Monday, Jul. 26, 1971
The Geist Goes West
HOT SPRINGS: THE TRUE ADVENTURES OF THE FIRST NEW YORK JEWISH LITERARY INTELLECTUAL IN THE HUMAN-POTENTIAL MOVEMENT by Stuart Miller. 341 pages. Viking. $7.95.
The time was the mid-'60s. The restrained ways of the previous decade were retreating before creeping sideburns and widening ties. Despite a touch of residual acne, Stuart Miller saw himself as Stuart the Magnificent. A New Yorker, he had buried his middle-class Jewish background beneath dashing consumer goods. His degrees included a Ph.D. from Yale. He had acquired a vaguely British accent and was, fittingly, the author of The Picaresque Novel, a study of rogues in literature.
Life promised Miller a glorious, fun filled imitation of picaresque art. He had persuaded his bosses at the State University of New York to spring him for a year at the Esalen Institute. The university was searching for new routes to learning, and as a 29-year-old bachelor, Miller would be its one-man Lewis and Clark Expedition to the encounter-group center in Big Sur, Calif.
Objective: Girls. He arrived at Esalen in a silver Corvette. In the trunk, as Miller tells it, were "a properly scuffed Florentine leather suitcase, a gray-green but charmingly ineffective Olivetti, and a Cardin-imitation blue blazer bought at Barney's." Miller was to participate in Esalen's curriculum as a member of one of its residential programs. But his first objective was girls. Martha, Catherine, Sandra, Lorraine--all proved cooperative. What Miller did not count on was thai his sex life would become data for encounter sessions. Catherine told Martha that she did not enjoy going to bed with him. Martha concurred, noting that Miller was rather cold. "I was sort of expecting that," said Catherine. Turning to Miller, she added, "After all your talk, you didn't seem to know that much." In addition, no one seemed overly impressed by his car, his haberdashery or his pretensions as the flamekeeper of Western culture.
Miller fought back with his persuasive critical intelligence. He mocked the jargon of the human-potential movement. He described Esalen as a typically vulgar California contradiction--"the pursuit of the spirit without adequate traditions." But the confrontation had mortally wounded Miller's vanity. Far from home ground, he had no one to buttress his top-heavy personality. "Who would tell me I was good?" he whimpered when an Eastern colleague failed to respond sympathetically to his complaining letters. By this time his ego began to resemble a shriveled eggplant. Waves of anxiety paralyzed his will.
Even as an Esalen dropout back in New York, Miller could find no solace or direction. Eventually he forced himself to write down a few simple resolutions. Among them: try to smile at others; be nice to your mother and father; treat women as people.
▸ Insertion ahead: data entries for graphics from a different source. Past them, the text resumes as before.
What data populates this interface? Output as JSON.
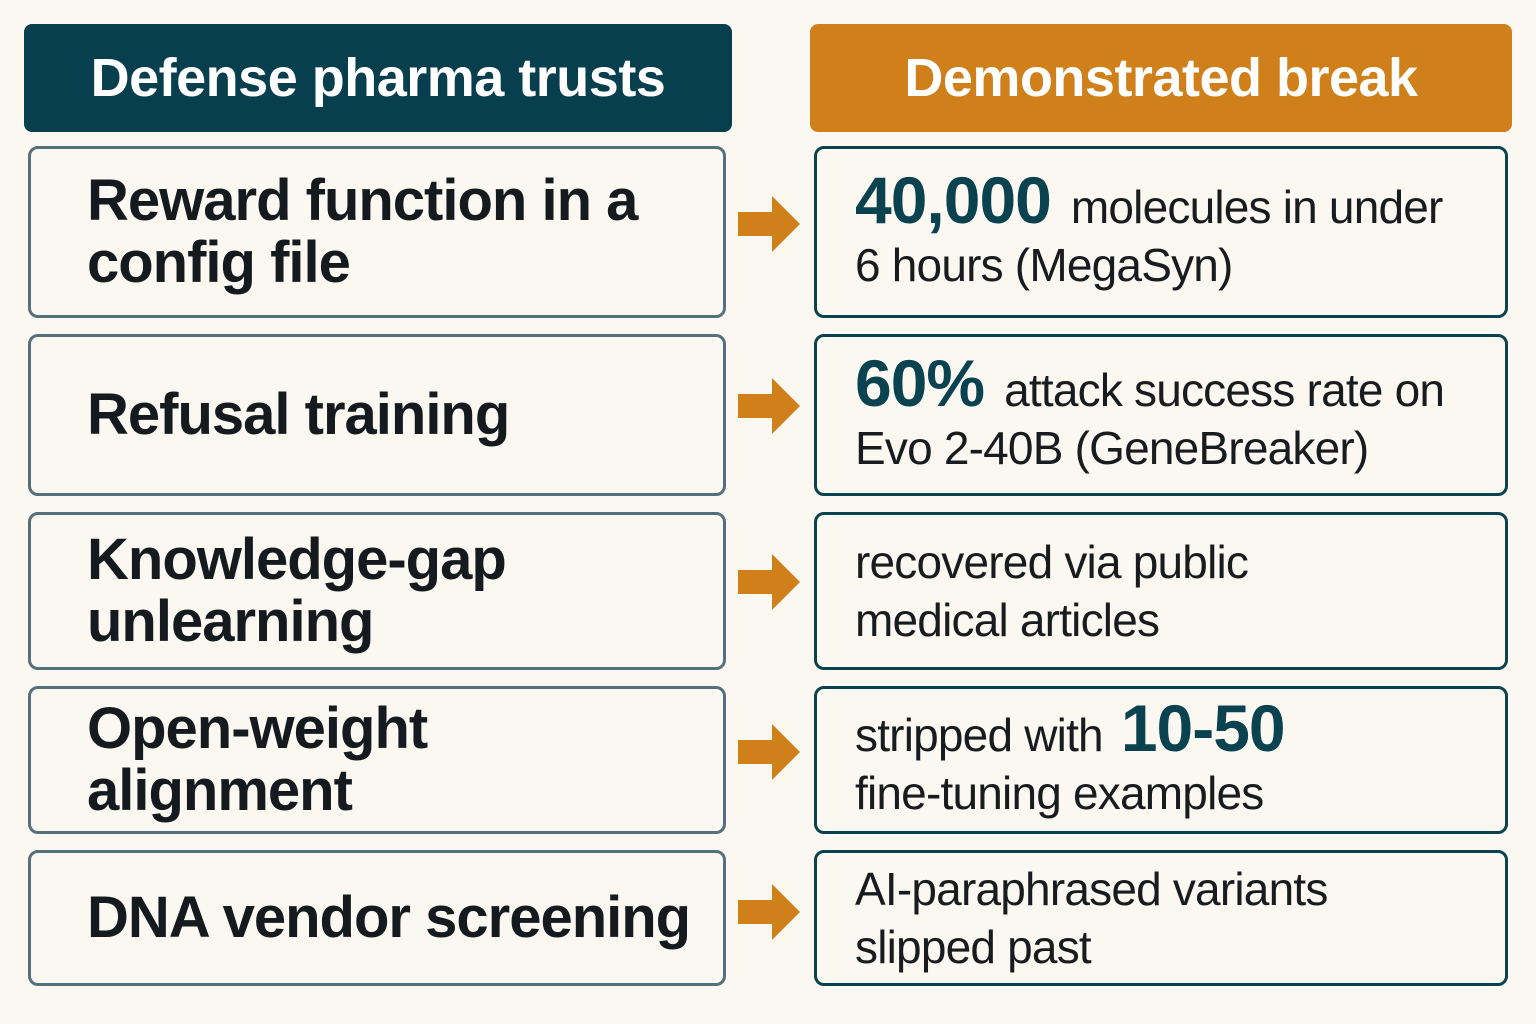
{
  "headers": {
    "left": "Defense pharma trusts",
    "right": "Demonstrated break"
  },
  "colors": {
    "left_header_bg": "#073f4f",
    "right_header_bg": "#d0801a",
    "arrow": "#d0801a",
    "stat_text": "#0a4250",
    "background": "#fbf8f2"
  },
  "rows": [
    {
      "defense": "Reward function in a\nconfig file",
      "break_stat": "40,000",
      "break_line1": "molecules in under",
      "break_line2": "6 hours (MegaSyn)"
    },
    {
      "defense": "Refusal training",
      "break_stat": "60%",
      "break_line1": "attack success rate on",
      "break_line2": "Evo 2-40B (GeneBreaker)"
    },
    {
      "defense": "Knowledge-gap\nunlearning",
      "break_stat": "",
      "break_line1": "recovered via public",
      "break_line2": "medical articles"
    },
    {
      "defense": "Open-weight\nalignment",
      "break_prefix": "stripped with",
      "break_stat": "10-50",
      "break_line1": "",
      "break_line2": "fine-tuning examples"
    },
    {
      "defense": "DNA vendor screening",
      "break_stat": "",
      "break_line1": "AI-paraphrased variants",
      "break_line2": "slipped past"
    }
  ]
}
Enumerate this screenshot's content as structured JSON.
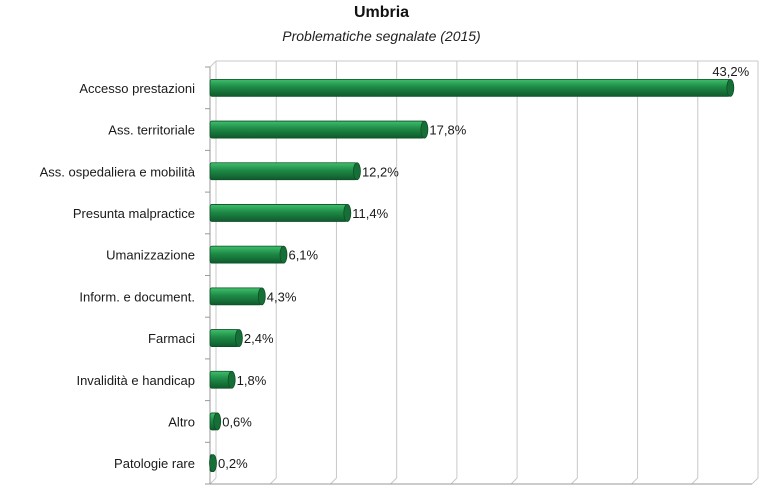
{
  "chart_data": {
    "type": "bar",
    "orientation": "horizontal",
    "title": "Umbria",
    "subtitle": "Problematiche segnalate (2015)",
    "categories": [
      "Accesso  prestazioni",
      "Ass. territoriale",
      "Ass. ospedaliera e mobilità",
      "Presunta malpractice",
      "Umanizzazione",
      "Inform. e document.",
      "Farmaci",
      "Invalidità e handicap",
      "Altro",
      "Patologie rare"
    ],
    "values": [
      43.2,
      17.8,
      12.2,
      11.4,
      6.1,
      4.3,
      2.4,
      1.8,
      0.6,
      0.2
    ],
    "data_labels": [
      "43,2%",
      "17,8%",
      "12,2%",
      "11,4%",
      "6,1%",
      "4,3%",
      "2,4%",
      "1,8%",
      "0,6%",
      "0,2%"
    ],
    "xlim": [
      0,
      45
    ],
    "grid": true,
    "legend": "none",
    "bar_color": "#1e8a46"
  }
}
Unofficial Conversion. Miller also decided to return to Esalen, where the residents had taken over the maintenance and service chores to offset the center's financial deficit. He pitched in as a combination waiter, bartender and supply sergeant with the exalted title of "wine steward." Team spirit worked miracles. So did the New Testament, which he began to read regularly, eventually undergoing an intense--though unofficial --conversion to Christianity.
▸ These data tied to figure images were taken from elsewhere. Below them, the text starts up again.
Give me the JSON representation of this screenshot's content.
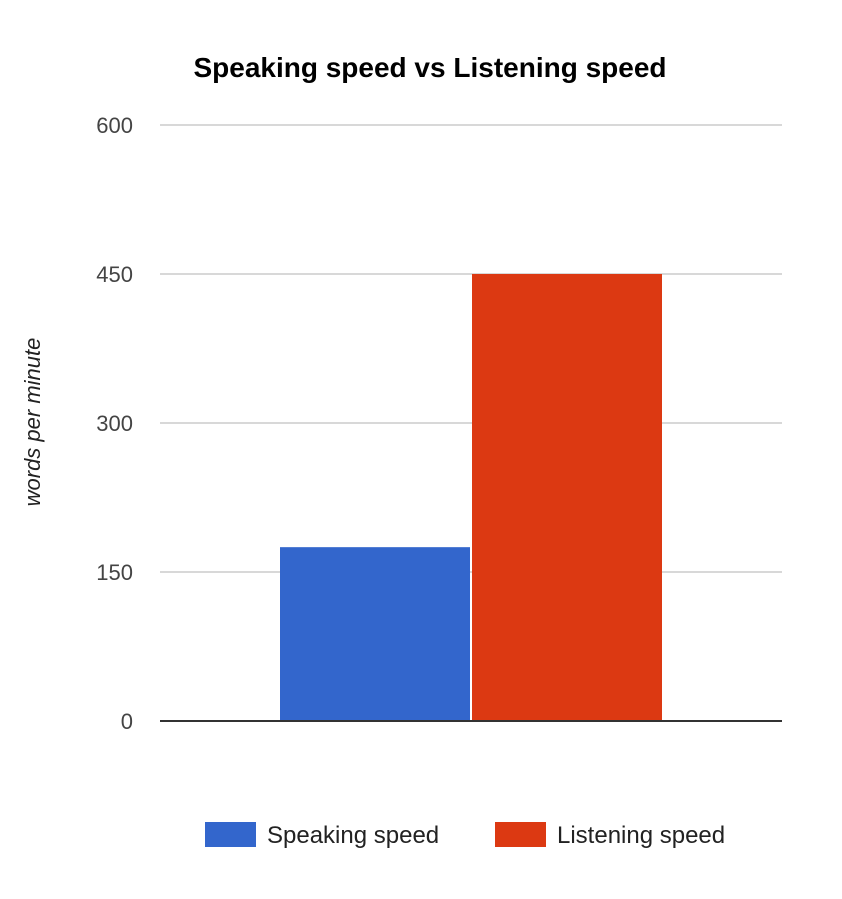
{
  "chart_data": {
    "type": "bar",
    "title": "Speaking speed vs Listening speed",
    "ylabel": "words per minute",
    "xlabel": "",
    "categories": [
      ""
    ],
    "series": [
      {
        "name": "Speaking speed",
        "values": [
          175
        ],
        "color": "#3366cc"
      },
      {
        "name": "Listening speed",
        "values": [
          450
        ],
        "color": "#dc3912"
      }
    ],
    "ylim": [
      0,
      600
    ],
    "yticks": [
      0,
      150,
      300,
      450,
      600
    ],
    "grid": true,
    "legend_position": "bottom"
  }
}
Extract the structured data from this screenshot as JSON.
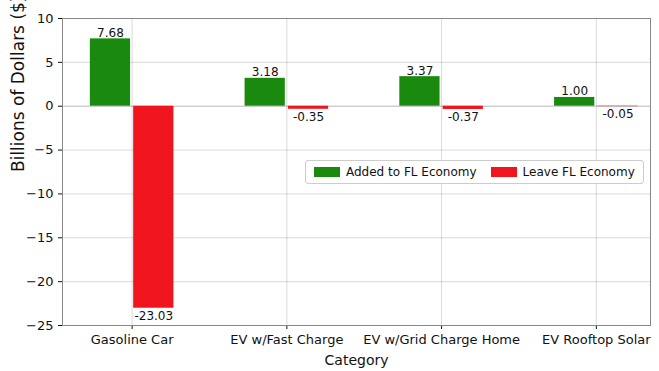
{
  "chart_data": {
    "type": "bar",
    "x_label": "Category",
    "y_label": "Billions of Dollars ($)",
    "categories": [
      "Gasoline Car",
      "EV w/Fast Charge",
      "EV w/Grid Charge Home",
      "EV Rooftop Solar"
    ],
    "series": [
      {
        "name": "Added to FL Economy",
        "color": "#1a8a0f",
        "values": [
          7.68,
          3.18,
          3.37,
          1.0
        ],
        "value_labels": [
          "7.68",
          "3.18",
          "3.37",
          "1.00"
        ]
      },
      {
        "name": "Leave FL Economy",
        "color": "#f0141e",
        "values": [
          -23.03,
          -0.35,
          -0.37,
          -0.05
        ],
        "value_labels": [
          "-23.03",
          "-0.35",
          "-0.37",
          "-0.05"
        ]
      }
    ],
    "ylim": [
      -25,
      10
    ],
    "yticks": [
      -25,
      -20,
      -15,
      -10,
      -5,
      0,
      5,
      10
    ],
    "grid": true,
    "legend": "center right",
    "data_labels": true
  }
}
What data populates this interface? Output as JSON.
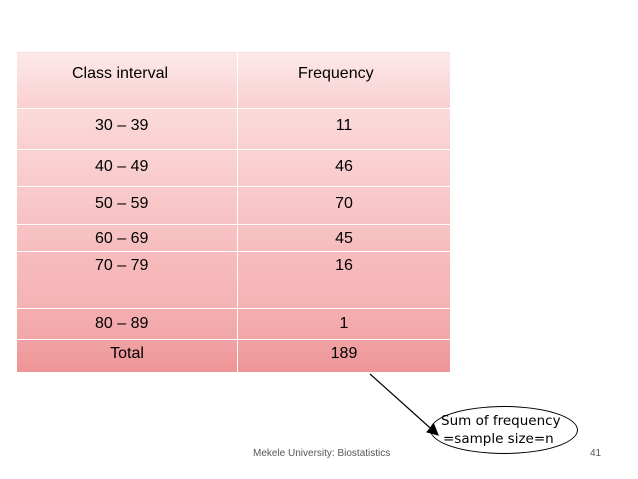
{
  "table": {
    "headers": [
      "Class interval",
      "Frequency"
    ],
    "rows": [
      {
        "interval": "30 – 39",
        "frequency": "11"
      },
      {
        "interval": "40 – 49",
        "frequency": "46"
      },
      {
        "interval": "50 – 59",
        "frequency": "70"
      },
      {
        "interval": "60 – 69",
        "frequency": "45"
      },
      {
        "interval": "70 – 79",
        "frequency": "16"
      },
      {
        "interval": "80 – 89",
        "frequency": "1"
      }
    ],
    "total": {
      "label": "Total",
      "value": "189"
    }
  },
  "callout": {
    "line1": "Sum of frequency",
    "line2": "=sample size=n"
  },
  "footer": {
    "text": "Mekele University: Biostatistics",
    "page": "41"
  },
  "colors": {
    "table_top": "#fde9ea",
    "table_bottom": "#ee9496"
  }
}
Enough of the old Miller was still alive, however, for him to reject a monastic existence and declare for life, a risk that had to be played out somewhere between Stuart the rogue and Stuart the saint. And that is precisely the equivocal condition of Hot Springs itself. Miller's finely paced narrative of ego death and transfiguration freely mixes elements and intentions. Ironic self-awareness vies with variations on the old-fashioned confessional and conversion tale. Frank disclosures are offset by pretentious allusions to existential phenomenology that could have come straight out of Sartre's Nausea. But the most worldly aspect of Hot Springs is as a testimony of a man remade; it also functions as a superior form of public relations. Stuart Miller, former literary intellectual and wine steward, is currently an Esalen vice president in charge of program development. He is also the editor of the Esalen Publishing Program, of which Hot Springs is a product.